You lurking piece of shit. Get over yourself. I know you read this shit. I thought by now you'd have joined up and start leaving some of your own literary turds here, but goddamn it, you just keep poking your head in here like some retarded kid checking out his sister through the keyhole while she gets dressed up for her johns.
Then fucking eons go by where I don't hear from you until one night you call me when you're at that certain fine line between spouting gibberish and the floor slapping you upside the head and we have long barking "conversations" about arglebargle that happened over half our lives ago. What the fuck is that?

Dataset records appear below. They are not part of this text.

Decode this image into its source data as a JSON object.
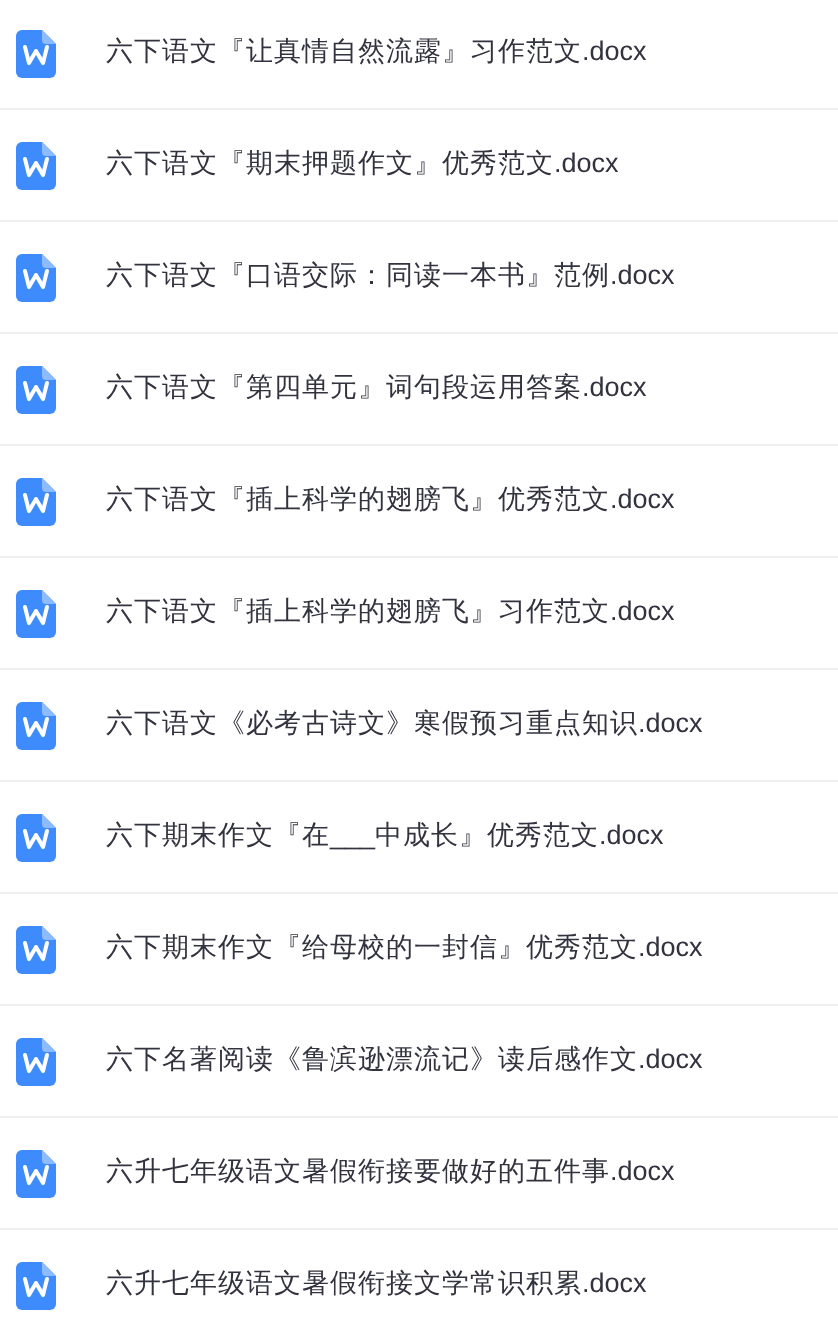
{
  "files": [
    {
      "name": "六下语文『让真情自然流露』习作范文.docx"
    },
    {
      "name": "六下语文『期末押题作文』优秀范文.docx"
    },
    {
      "name": "六下语文『口语交际：同读一本书』范例.docx"
    },
    {
      "name": "六下语文『第四单元』词句段运用答案.docx"
    },
    {
      "name": "六下语文『插上科学的翅膀飞』优秀范文.docx"
    },
    {
      "name": "六下语文『插上科学的翅膀飞』习作范文.docx"
    },
    {
      "name": "六下语文《必考古诗文》寒假预习重点知识.docx"
    },
    {
      "name": "六下期末作文『在___中成长』优秀范文.docx"
    },
    {
      "name": "六下期末作文『给母校的一封信』优秀范文.docx"
    },
    {
      "name": "六下名著阅读《鲁滨逊漂流记》读后感作文.docx"
    },
    {
      "name": "六升七年级语文暑假衔接要做好的五件事.docx"
    },
    {
      "name": "六升七年级语文暑假衔接文学常识积累.docx"
    }
  ]
}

I mean, think about it for a minute. We were best friends all through high school, in Sudden California in the 70's. Longhair guitar players. Before sex could kill you, and we were young semen-dispensers. Hell, we could easily talk about pussy and keep that particular line of dialog going for the rest of our lives, instead of dredging up the ones that got away or girlfriends that I stuck the PRIDE up without your consent.
Shit, man. You hit on Susie, and now I wish you had fucked her just so we could get past the thing about Becky. I HAD to fuck Becky and you know it. We had been hanging out together for almost a year while she was making up her mind about getting rid of her dumbass boyfriend.

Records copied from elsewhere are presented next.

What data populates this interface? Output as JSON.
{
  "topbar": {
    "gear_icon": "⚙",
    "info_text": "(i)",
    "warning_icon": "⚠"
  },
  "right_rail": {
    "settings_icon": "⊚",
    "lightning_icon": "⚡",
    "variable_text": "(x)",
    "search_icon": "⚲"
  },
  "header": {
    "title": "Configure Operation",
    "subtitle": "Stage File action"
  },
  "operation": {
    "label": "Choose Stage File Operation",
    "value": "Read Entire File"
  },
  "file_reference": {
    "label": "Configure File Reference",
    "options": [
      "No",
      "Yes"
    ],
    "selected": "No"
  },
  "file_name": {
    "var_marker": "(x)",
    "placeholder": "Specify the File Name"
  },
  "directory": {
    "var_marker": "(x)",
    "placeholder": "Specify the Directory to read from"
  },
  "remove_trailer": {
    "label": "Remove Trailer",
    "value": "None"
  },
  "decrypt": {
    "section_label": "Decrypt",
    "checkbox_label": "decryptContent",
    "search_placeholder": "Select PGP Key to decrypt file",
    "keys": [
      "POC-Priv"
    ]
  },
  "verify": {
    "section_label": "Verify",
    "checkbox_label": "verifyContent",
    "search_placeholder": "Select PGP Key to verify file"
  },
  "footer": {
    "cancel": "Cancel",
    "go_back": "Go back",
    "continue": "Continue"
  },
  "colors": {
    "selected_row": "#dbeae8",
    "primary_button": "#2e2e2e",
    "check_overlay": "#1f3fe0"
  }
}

Then you came along and she spit-shined your johnson immediately and dumped dumbass about the same time with a measly phone call, and they fucking LIVED TOGETHER. I mean, come on. Then later she took the fucking ferry about fifty miles just so she could bat those big brown eyes and me and coo. And I lied about it to save our friendship. Okay, since we're here. It was incredible, worth every moment. Yup, I fucked that girl silly and she came like a pro, again and again and again, so there. But I admitted that 15 years ago.
Jesus, a couple decades later she ain't with either of us, so what's your point?
Now I feel really weird because you talk about the asylum. What, you didn't think I'd figure it out, ya fucking moron? Get in here and cut loose, you chunk of throwup. Go eat a bowl of fuck. And call me every once in a while when you're sober. I think you might enjoy it. I know I sure as fuck will.
See, ya went and pissed me off. I never thought you were the sniveling lurker type. I guess times change, huh?